The decline in nuclear capacity in the United States is less severe than in the European Union as most of the fleet has received 20-year life extensions. Still, nuclear capacity in the United States would fall by half over the next twenty years. The publicly traded utilities most exposed to this decline are Exelon, who owns 21 reactors, Entergy, who owns eight reactors, and Duke Energy, who owns 11. Several utilities own two or more reactors such as Dominion, Pacific Gas, and Electric, MidAmerica, and NextEra. Utility investors should be aware that extending the life of a nuclear reactor is often the cheapest route towards maintaining current production levels. A lifetime extension for a reactor typically requires a capital investment of between $500 million to $1 billion but results in operations that produce electricity at a levelized cost of between $40 and $55 per MWh, making it competitive with most new-build generation projects.
Cost to Consumers and Increased Cost of Addressing Climate Change
A sharp reduction in nuclear power output in advanced economies may increase the use of natural gas and defer the retirement of coal power. Estimates suggest that coal generation may increase by 4% and natural gas generation by 7%. If true, the incremental CO2 emissions between 2020 and 2040 would be equivalent to the CO2 emissions from China's entire power sector in 2018. To fill the capacity gap in a nuclear fad scenario, $210 billion of new investment in power plants and $120 billion in grid connections would be required. This is $340 billion in new investment to fill a capacity gap that could be covered by spending $170 billion to extend the useful life of the nuclear fleet.

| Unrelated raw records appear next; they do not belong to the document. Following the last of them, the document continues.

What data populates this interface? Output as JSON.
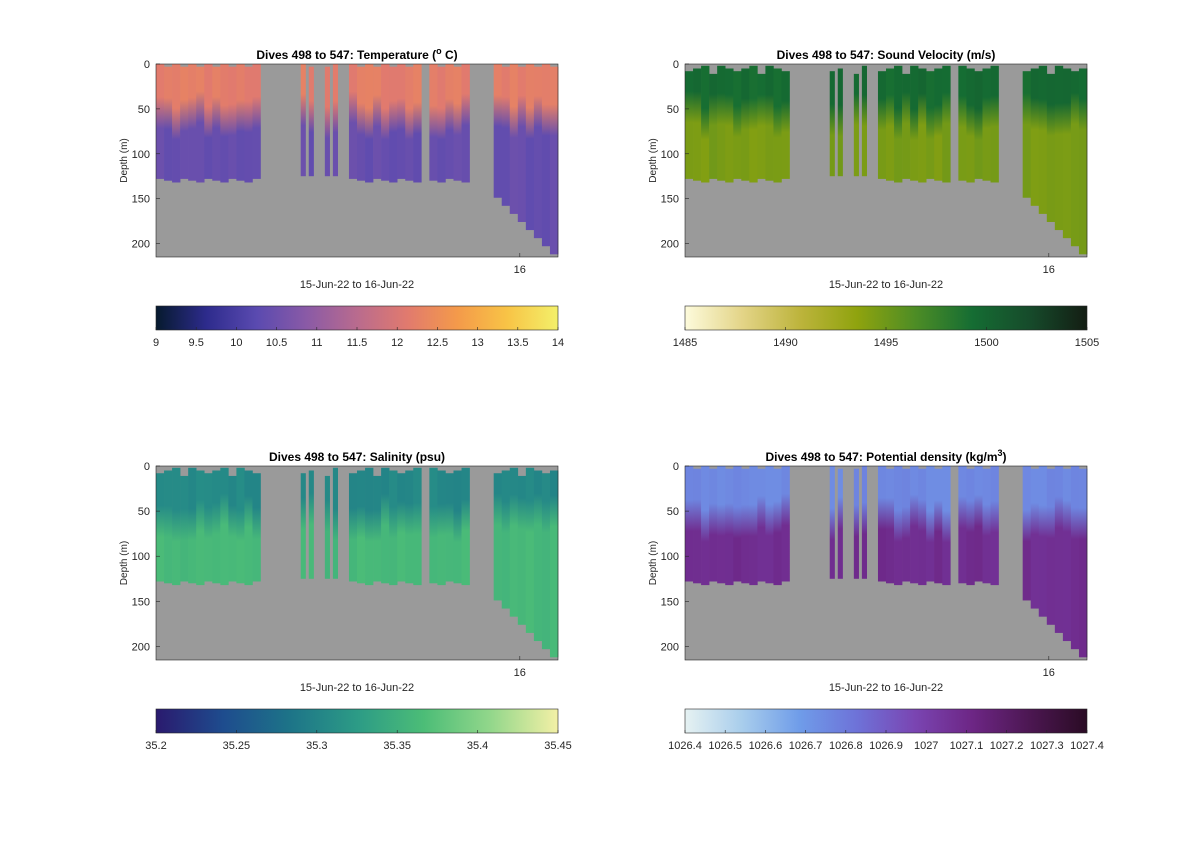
{
  "figure": {
    "name": "glider-section-figure"
  },
  "chart_data": [
    {
      "type": "heatmap",
      "id": "temperature",
      "title": "Dives 498 to 547: Temperature (",
      "title_sup": "o",
      "title_after": " C)",
      "ylabel": "Depth (m)",
      "xlabel": "15-Jun-22 to 16-Jun-22",
      "ylim": [
        215,
        0
      ],
      "yticks": [
        "0",
        "50",
        "100",
        "150",
        "200"
      ],
      "xtick_label": "16",
      "colorbar": {
        "min": 9,
        "max": 14,
        "ticks": [
          "9",
          "9.5",
          "10",
          "10.5",
          "11",
          "11.5",
          "12",
          "12.5",
          "13",
          "13.5",
          "14"
        ],
        "colors": [
          "#061a2e",
          "#2d2b8c",
          "#5a4ab0",
          "#8a5aa6",
          "#b96b8e",
          "#e17a6e",
          "#f49a4a",
          "#f8c446",
          "#f3f06a"
        ]
      },
      "section": {
        "upper_value": 12.2,
        "upper_depth": 50,
        "lower_value": 10.4,
        "bottom_color": "#9a9a9a"
      }
    },
    {
      "type": "heatmap",
      "id": "sound-velocity",
      "title": "Dives 498 to 547: Sound Velocity (m/s)",
      "title_sup": "",
      "title_after": "",
      "ylabel": "Depth (m)",
      "xlabel": "15-Jun-22 to 16-Jun-22",
      "ylim": [
        215,
        0
      ],
      "yticks": [
        "0",
        "50",
        "100",
        "150",
        "200"
      ],
      "xtick_label": "16",
      "colorbar": {
        "min": 1485,
        "max": 1505,
        "ticks": [
          "1485",
          "1490",
          "1495",
          "1500",
          "1505"
        ],
        "colors": [
          "#fdfbdc",
          "#e3d487",
          "#bdb43c",
          "#8fa30e",
          "#4e8d25",
          "#156d33",
          "#164b2b",
          "#131d13"
        ]
      },
      "section": {
        "upper_value": 1499.5,
        "upper_depth": 50,
        "lower_value": 1494.5,
        "bottom_color": "#9a9a9a"
      }
    },
    {
      "type": "heatmap",
      "id": "salinity",
      "title": "Dives 498 to 547: Salinity (psu)",
      "title_sup": "",
      "title_after": "",
      "ylabel": "Depth (m)",
      "xlabel": "15-Jun-22 to 16-Jun-22",
      "ylim": [
        215,
        0
      ],
      "yticks": [
        "0",
        "50",
        "100",
        "150",
        "200"
      ],
      "xtick_label": "16",
      "colorbar": {
        "min": 35.2,
        "max": 35.45,
        "ticks": [
          "35.2",
          "35.25",
          "35.3",
          "35.35",
          "35.4",
          "35.45"
        ],
        "colors": [
          "#2a1a6e",
          "#1e4c8e",
          "#1d7488",
          "#2c9b86",
          "#4cbd77",
          "#93d78b",
          "#f3f0a6"
        ]
      },
      "section": {
        "upper_value": 35.305,
        "upper_depth": 50,
        "lower_value": 35.36,
        "bottom_color": "#9a9a9a"
      }
    },
    {
      "type": "heatmap",
      "id": "potential-density",
      "title": "Dives 498 to 547: Potential density (kg/m",
      "title_sup": "3",
      "title_after": ")",
      "ylabel": "Depth (m)",
      "xlabel": "15-Jun-22 to 16-Jun-22",
      "ylim": [
        215,
        0
      ],
      "yticks": [
        "0",
        "50",
        "100",
        "150",
        "200"
      ],
      "xtick_label": "16",
      "colorbar": {
        "min": 1026.4,
        "max": 1027.4,
        "ticks": [
          "1026.4",
          "1026.5",
          "1026.6",
          "1026.7",
          "1026.8",
          "1026.9",
          "1027",
          "1027.1",
          "1027.2",
          "1027.3",
          "1027.4"
        ],
        "colors": [
          "#e6f2f2",
          "#a8cdec",
          "#6f9ce9",
          "#6e72d8",
          "#7a45b2",
          "#6d2685",
          "#4c1752",
          "#2a0b24"
        ]
      },
      "section": {
        "upper_value": 1026.75,
        "upper_depth": 50,
        "lower_value": 1027.08,
        "bottom_color": "#9a9a9a"
      }
    }
  ]
}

In addition to upfront capital costs, the ongoing costs of production may also prove more expensive.The IEA estimates that the additional cost of supplying electricity in a nuclear fade environment would be $40 billion a year on top of the additional Capex, an additional expenditure mostly derived from the cost of fuel. This would translate into an average 3% increase on consumer's electricity bills.

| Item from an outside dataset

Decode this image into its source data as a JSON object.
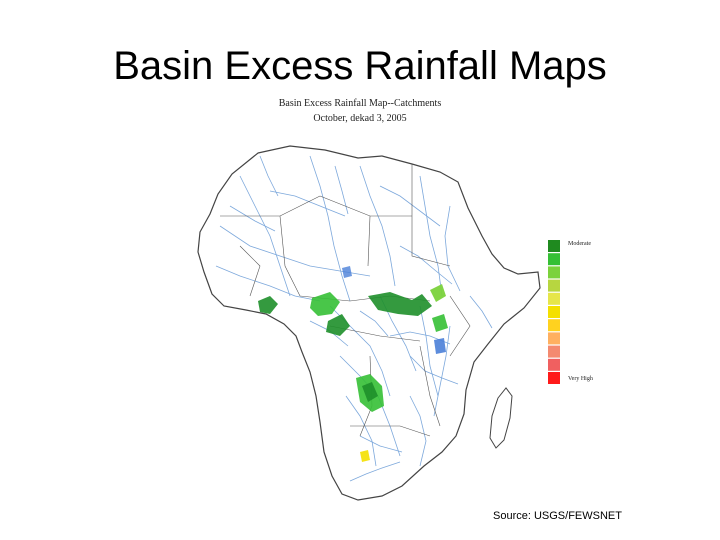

The cumulative cost of supply would thus be more than $1 trillion higher should a nuclear fade occur then if it did not. This is $1 trillion that must be offset by higher electricity costs for consumers, an increase in debt for corporates or governments, and represents a significant use of capital over 20 years that could likely be spent better elsewhere.
Increasing Reliance on Natural Gas
The nuclear fade scenario also results in an acceleration of the transition away from dispatchable electricity. This would occur simultaneously with our need to increase dispatchable electricity as renewable capacity increases and puts downward pressure on system reliability.
Battery storage will play a role in increasing the flexibility of renewables, but there is little evidence to-date that current storage technology is cost competitive with incumbent generation. In the interim, the result is that natural gas generation must increase. As Figure 2 shows, the potential additional natural gas capacity may be significant.